Strengths and limitations- The strengths of the research include the fact that it utilizes flow cytometry-based lymphocyte subset analysis which has been used to thoroughly evaluate the immune changes in patients with dengue. Also, the use of healthy controls and comparison between mild and severe dengue groups assisted in interpreting the immunological alteration with the disease severity. The limitation of the study is that it did not take into consideration cytokine-level, regulatory T-cells, NK-cells subsets, and memory phenotypes, which may be of significant interest in determining the severity of dengue and would have been informative in addition to lymphocyte subsets analysis.

 

CONCLUSION

Finally, there was a substantial depletion of lymphocytes (CD3, CD4 and CD8), thrombocytopenia and an increase in leukocyte count in cases of severe dengue.
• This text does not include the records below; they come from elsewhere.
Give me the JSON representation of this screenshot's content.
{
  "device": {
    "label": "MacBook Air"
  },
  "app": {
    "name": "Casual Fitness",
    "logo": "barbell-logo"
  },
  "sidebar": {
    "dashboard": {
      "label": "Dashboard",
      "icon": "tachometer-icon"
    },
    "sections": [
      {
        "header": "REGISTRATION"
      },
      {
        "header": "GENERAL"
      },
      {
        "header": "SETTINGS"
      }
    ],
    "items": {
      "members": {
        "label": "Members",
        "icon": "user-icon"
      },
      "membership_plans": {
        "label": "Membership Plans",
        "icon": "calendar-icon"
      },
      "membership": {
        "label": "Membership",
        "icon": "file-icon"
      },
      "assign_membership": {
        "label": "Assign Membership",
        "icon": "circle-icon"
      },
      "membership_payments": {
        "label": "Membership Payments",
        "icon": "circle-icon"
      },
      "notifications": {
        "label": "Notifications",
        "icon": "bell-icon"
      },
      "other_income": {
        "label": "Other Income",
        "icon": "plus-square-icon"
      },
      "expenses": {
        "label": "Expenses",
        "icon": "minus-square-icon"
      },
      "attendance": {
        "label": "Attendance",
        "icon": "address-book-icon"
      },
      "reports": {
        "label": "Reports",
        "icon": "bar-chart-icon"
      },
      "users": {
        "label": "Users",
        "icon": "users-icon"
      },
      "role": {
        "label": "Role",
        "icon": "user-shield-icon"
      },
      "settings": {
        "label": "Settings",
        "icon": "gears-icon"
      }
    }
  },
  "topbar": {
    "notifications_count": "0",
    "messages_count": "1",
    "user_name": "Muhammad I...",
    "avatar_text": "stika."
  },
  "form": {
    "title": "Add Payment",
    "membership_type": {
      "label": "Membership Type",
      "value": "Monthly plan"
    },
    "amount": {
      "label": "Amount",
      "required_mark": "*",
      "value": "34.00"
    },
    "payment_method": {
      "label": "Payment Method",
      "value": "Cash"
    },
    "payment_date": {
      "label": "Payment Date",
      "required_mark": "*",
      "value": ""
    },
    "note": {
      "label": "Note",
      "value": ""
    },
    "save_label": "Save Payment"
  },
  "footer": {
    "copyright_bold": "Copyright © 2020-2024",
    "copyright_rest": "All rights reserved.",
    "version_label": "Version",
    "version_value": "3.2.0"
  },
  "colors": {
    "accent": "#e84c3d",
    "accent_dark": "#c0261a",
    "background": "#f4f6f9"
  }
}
The findings are indicative of immune deregulation that is accompanied by inflammatory and depressed cellular immunity. Lymphocyte subset analysis can contribute to the early detection of under risk patients with severe dengue and assist in better clinical treatment and prognosis. The identified changes in the T-lymphocyte subsets present important information which could be used to develop vaccines that could be used to regulate the host immune responses to avoid severe cases of dengue.

 

Acknowledgement- I would like to humbly offer my hearty thanks to the Department of Pathology who have been of great guidance, encouragement and undying support all through the process of this research work. I am particularly grateful to my guide due to his assisting help in time, priceless experience, and unwavering mentorship throughout the time. My family and friends are also a big assistance to me since they have always been encouraging, understanding, and supportive, a factor that has helped me complete this research successfully.

 

Conflict of Interest-‘The authors declare no conflict of interest’.